Governor urges NY Congressional delegation to fight for Covid aid

By Tom Rivers, Editor Posted 5 February 2021 at 8:57 am

Cuomo says funding needed for state and local governments, restaurant industry

Governor Andrew M. Cuomo on Thursday issued a letter asking New York’s Congressional delegation for fair and proportional funding in the next COVID-19 aid package that helps New York State and localities, repeals the SALT cap, provides relief/mortgage relief, and helps restaurant workers.

The letter asks the Congressional delegation to avoid politics by funding state and local governments based on need, directly funding governments rather than bypassing them to fund schools, hospitals and organizations directly, repealing the SALT cap and helping the restaurant industry.

“These are trying times, my friends, and they are also highly consequential,” Cuomo wrote on Feb. 4. “I believe the COVID relief bill that you will pass shortly is paramount to this state and nation’s recovery. The politics and incompetence of the past federal administration has brought the nation to the brink.”

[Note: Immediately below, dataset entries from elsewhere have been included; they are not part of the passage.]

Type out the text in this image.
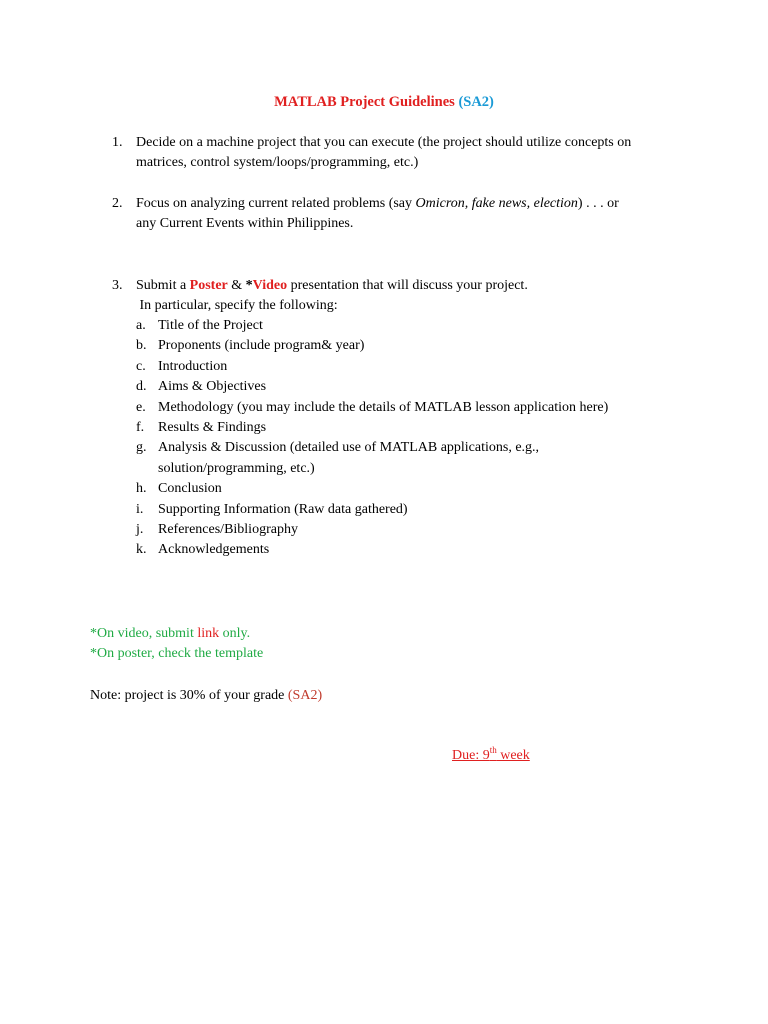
MATLAB Project Guidelines (SA2)
1. Decide on a machine project that you can execute (the project should utilize concepts on
matrices, control system/loops/programming, etc.)
2. Focus on analyzing current related problems (say Omicron, fake news, election) . . . or
any Current Events within Philippines.
3. Submit a Poster & *Video presentation that will discuss your project.
In particular, specify the following:
a. Title of the Project
b. Proponents (include program& year)
c. Introduction
d. Aims & Objectives
e. Methodology (you may include the details of MATLAB lesson application here)
f. Results & Findings
g. Analysis & Discussion (detailed use of MATLAB applications, e.g.,
solution/programming, etc.)
h. Conclusion
i. Supporting Information (Raw data gathered)
j. References/Bibliography
k. Acknowledgements
*On video, submit link only.
*On poster, check the template
Note: project is 30% of your grade (SA2)
Due: 9th week
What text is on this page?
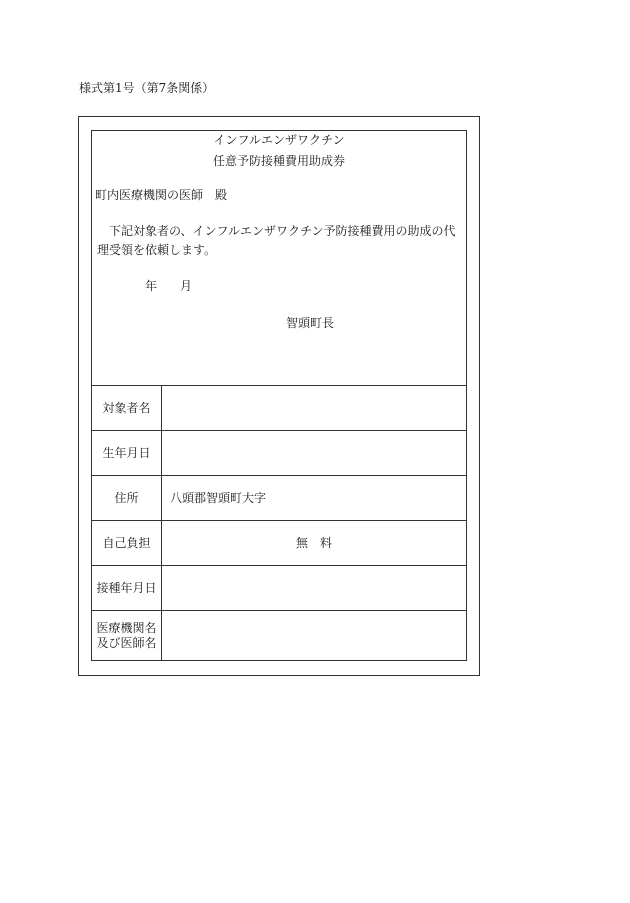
様式第1号（第7条関係）
インフルエンザワクチン
任意予防接種費用助成券
町内医療機関の医師　殿
下記対象者の、インフルエンザワクチン予防接種費用の助成の代理受領を依頼します。
年 月
智頭町長
対象者名
生年月日
住所	八頭郡智頭町大字
自己負担	無　料
接種年月日
医療機関名
及び医師名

The Biden administration has proposed $350 billion in direct aid to states and local governments. Cuomo said distributing those funds shouldn’t be a “typical pork barrel exercise.”

New York should receive more than a proportional share of the funding because the state was disproportionally hit by Covid.

If Congress distributed the $350 billion funding by the number of lives lost to Covid, New York State would receive $20.7 billion and local governments would receive $13.8 billion, Cuomo said.

If the distribution formula reflected Covid related unemployment, New York State would receive $15.1 billion and local governments would receive $10.1 billion, he said.

“Ironically, even if Congress was wholly political and disregarded all legitimate need factors and distributed only by a state’s population – which would be a repulsive policy – New York State would still receive $12.4 billion and local governments would receive $8.3 billion,” Cuomo wrote in the letter.

He urged the Congressional delegation to pursue federal funding for local schools, but not through Title formulas which he said don’t address all areas of the state fairly.

The governor also continued to rail against the SALT legislation, calling it unconstitutional and double taxation. The tax cut plan approved in the Trump administration imposed a $10,000 limit on the SALT deduction, so regardless of how much is paid in state and local taxes.

“New York State is still in litigation against the federal government to end SALT,” Cuomo said. “Repeal is a priority as every month costs New Yorkers over $1 billion in additional taxes. Every day SALT is not repealed costs New Yorkers almost $34 million. It must be repealed now.”

Without significant aid from the federal government, Cuomo said the state and local governments will be forced to do layoffs, reduce funding to poor schools, reduce funding to safety net hospitals, and increase taxes – “we will see a situation go from bad to worse.”

He also urged the Congressional delegation to find solutions to the “looming eviction crisis” among homeowners and renters.

And he urged the delegation to provide “real financial support to restaurants statewide to ensure they are able to reopen and support the tens of thousands hardworking men and women they employ.”